You can really understand why Rothenberg's priorities were purpose built stadiums (control revenue) and single-entity (control costs).
[QUOTE="Paul Berry, post: 43517468, member: 269000"Cosmos got none of the matchday concessions revenue. This is why control of stadium operations is so important.[/QUOTE] That is correct, the NJSEA took everything and they still actually own the land where horse racetrack was rebuilt as well as the old Brendan Byrne Arena land as well.
Already posted and discussed (3 days ago), but of course you're just spamming away without paying any attention to what anyone else posts.
My humble and sincere apologies to you and to everyone else who might have been impacted by my oversight. You are correct as I obviously failed to scan for the topic. I actually did think about starting a new stand-alone thread as it is definitely worthy being such an important news item, but in the end decided against it. Please feel free to let me know your thoughts on the matter as you usually do.
A nice addition to the USL Championship website (I assume USL1 will mimic it) this year.
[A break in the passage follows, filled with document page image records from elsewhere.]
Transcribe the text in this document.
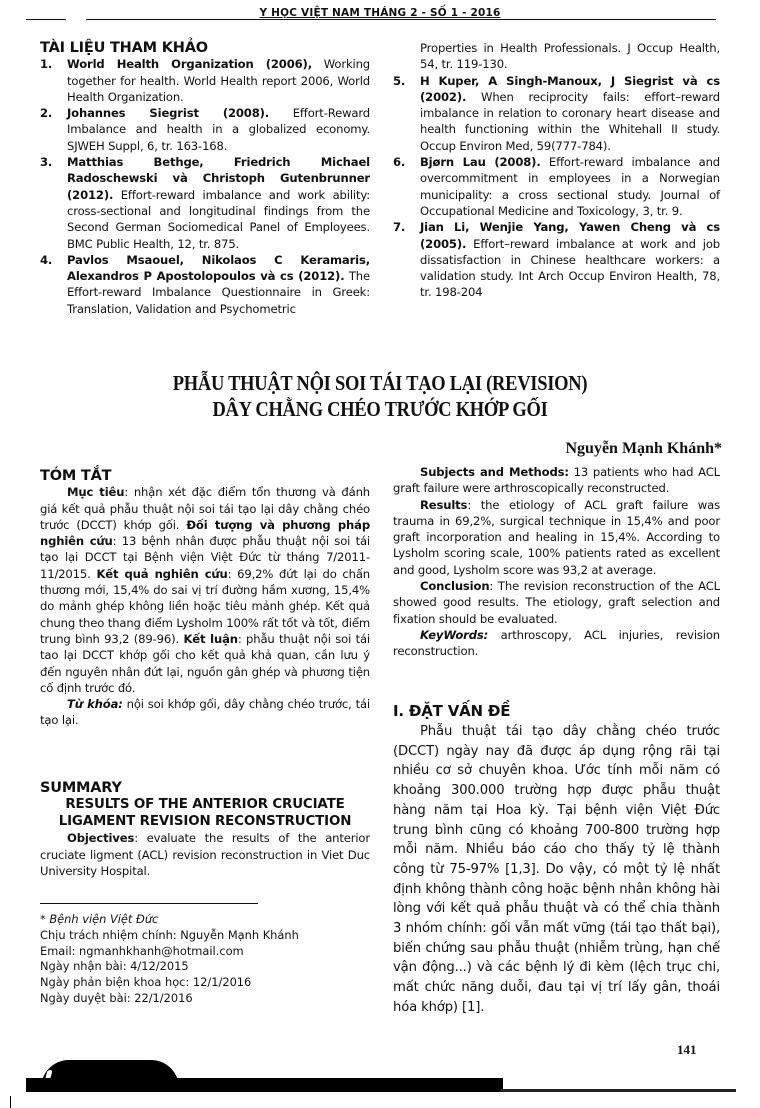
Y HỌC VIỆT NAM THÁNG 2 - SỐ 1 - 2016
TÀI LIỆU THAM KHẢO
1. World Health Organization (2006), Working together for health. World Health report 2006, World Health Organization.
2. Johannes Siegrist (2008). Effort-Reward Imbalance and health in a globalized economy. SJWEH Suppl, 6, tr. 163-168.
3. Matthias Bethge, Friedrich Michael Radoschewski và Christoph Gutenbrunner (2012). Effort-reward imbalance and work ability: cross-sectional and longitudinal findings from the Second German Sociomedical Panel of Employees. BMC Public Health, 12, tr. 875.
4. Pavlos Msaouel, Nikolaos C Keramaris, Alexandros P Apostolopoulos và cs (2012). The Effort-reward Imbalance Questionnaire in Greek: Translation, Validation and Psychometric
Properties in Health Professionals. J Occup Health, 54, tr. 119-130.
5. H Kuper, A Singh-Manoux, J Siegrist và cs (2002). When reciprocity fails: effort–reward imbalance in relation to coronary heart disease and health functioning within the Whitehall II study. Occup Environ Med, 59(777-784).
6. Bjørn Lau (2008). Effort-reward imbalance and overcommitment in employees in a Norwegian municipality: a cross sectional study. Journal of Occupational Medicine and Toxicology, 3, tr. 9.
7. Jian Li, Wenjie Yang, Yawen Cheng và cs (2005). Effort–reward imbalance at work and job dissatisfaction in Chinese healthcare workers: a validation study. Int Arch Occup Environ Health, 78, tr. 198-204
PHẪU THUẬT NỘI SOI TÁI TẠO LẠI (REVISION)
DÂY CHẰNG CHÉO TRƯỚC KHỚP GỐI
Nguyễn Mạnh Khánh*
TÓM TẮT

Mục tiêu: nhận xét đặc điểm tổn thương và đánh giá kết quả phẫu thuật nội soi tái tạo lại dây chằng chéo trước (DCCT) khớp gối. Đối tượng và phương pháp nghiên cứu: 13 bệnh nhân được phẫu thuật nội soi tái tạo lại DCCT tại Bệnh viện Việt Đức từ tháng 7/2011-11/2015. Kết quả nghiên cứu: 69,2% đứt lại do chấn thương mới, 15,4% do sai vị trí đường hầm xương, 15,4% do mảnh ghép không liền hoặc tiêu mảnh ghép. Kết quả chung theo thang điểm Lysholm 100% rất tốt và tốt, điểm trung bình 93,2 (89-96). Kết luận: phẫu thuật nội soi tái tao lại DCCT khớp gối cho kết quả khả quan, cần lưu ý đến nguyên nhân đứt lại, nguồn gân ghép và phương tiện cố định trước đó.

Từ khóa: nội soi khớp gối, dây chằng chéo trước, tái tạo lại.

SUMMARY
RESULTS OF THE ANTERIOR CRUCIATE
LIGAMENT REVISION RECONSTRUCTION

Objectives: evaluate the results of the anterior cruciate ligment (ACL) revision reconstruction in Viet Duc University Hospital.

* Bệnh viện Việt Đức
Chịu trách nhiệm chính: Nguyễn Mạnh Khánh
Email: ngmanhkhanh@hotmail.com
Ngày nhận bài: 4/12/2015
Ngày phản biện khoa học: 12/1/2016
Ngày duyệt bài: 22/1/2016

Subjects and Methods: 13 patients who had ACL graft failure were arthroscopically reconstructed.

Results: the etiology of ACL graft failure was trauma in 69,2%, surgical technique in 15,4% and poor graft incorporation and healing in 15,4%. According to Lysholm scoring scale, 100% patients rated as excellent and good, Lysholm score was 93,2 at average.

Conclusion: The revision reconstruction of the ACL showed good results. The etiology, graft selection and fixation should be evaluated.

KeyWords: arthroscopy, ACL injuries, revision reconstruction.

I. ĐẶT VẤN ĐỀ

Phẫu thuật tái tạo dây chằng chéo trước (DCCT) ngày nay đã được áp dụng rộng rãi tại nhiều cơ sở chuyên khoa. Ước tính mỗi năm có khoảng 300.000 trường hợp được phẫu thuật hàng năm tại Hoa kỳ. Tại bệnh viện Việt Đức trung bình cũng có khoảng 700-800 trường hợp mỗi năm. Nhiều báo cáo cho thấy tỷ lệ thành công từ 75-97% [1,3]. Do vậy, có một tỷ lệ nhất định không thành công hoặc bệnh nhân không hài lòng với kết quả phẫu thuật và có thể chia thành 3 nhóm chính: gối vẫn mất vững (tái tạo thất bại), biến chứng sau phẫu thuật (nhiễm trùng, hạn chế vận động...) và các bệnh lý đi kèm (lệch trục chi, mất chức năng duỗi, đau tại vị trí lấy gân, thoái hóa khớp) [1].

141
The schedule drop down now has a "watch" option that takes you to the broadcast schedule for the current month. The CBS portion of the schedule includes 14 regular season games on CBS Sports Network and 1, Pittsburgh v Louisville on July 18, on CBS. ESPN will be broadcasting 5 matches on ESPN2.
They built the stadium in a small town not on the way to anywhere. I'm a native southeast Georgian. You don't get to Statesboro unless you really want to. Savannah, on the other hand, is a tourist mecca on I-95 with an airport. It also has, you know, people. 15 or 20 times the population of Statesboro.I never understood why they would make such an investment in Statesboro. Soup sandwich. Rubber crutch. Submarine with a screen door.
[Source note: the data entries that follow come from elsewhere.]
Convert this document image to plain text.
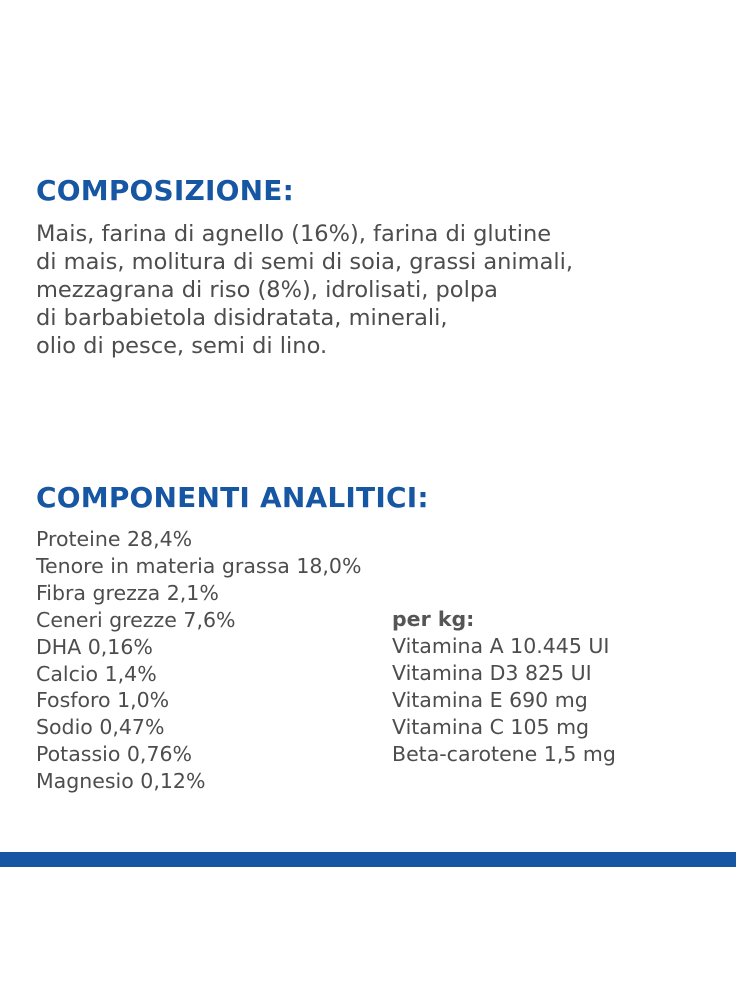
COMPOSIZIONE:
Mais, farina di agnello (16%), farina di glutine
di mais, molitura di semi di soia, grassi animali,
mezzagrana di riso (8%), idrolisati, polpa
di barbabietola disidratata, minerali,
olio di pesce, semi di lino.
COMPONENTI ANALITICI:
Proteine 28,4%
Tenore in materia grassa 18,0%
Fibra grezza 2,1%
Ceneri grezze 7,6%
DHA 0,16%
Calcio 1,4%
Fosforo 1,0%
Sodio 0,47%
Potassio 0,76%
Magnesio 0,12%
per kg:
Vitamina A 10.445 UI
Vitamina D3 825 UI
Vitamina E 690 mg
Vitamina C 105 mg
Beta-carotene 1,5 mg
The only thing I can think of is a good deal withe university and the price purchasing the land for the stadium. Like you said, it's not really that close to anything. Looks like it's about 30-40 miles on a straight line from Savannah with nothing in between. The metro area (71k) looks like it's about a quarter of the population of Lubbock and we're too small for anything other than maybe USL1. The city proper saw the population grow by 17.6% between 2010 and 2020, up to 33,438. GSU has something like 25k students. It would be one thing if it was an owner who was willing to pour money into a passion project and could afford to do so, but apparently this guy has been losing millions every year even outside of soccer. I think USSF honestly needs to update the requirements for each level of pro soccer and make sure the owner's have a lot more money with a much larger bond set aside.
That bond should be in place at least 3 months before the season starts. I don't think USSF will do anything, as they're afraid of a lawsuit, this is down to USL to resolve.
USL isn't going to resolve it either. They have 70 prospective expansion groups looking to get in. USL HQ will continue to cash those expansion fee checks and pass the earnings onto their private equity investors.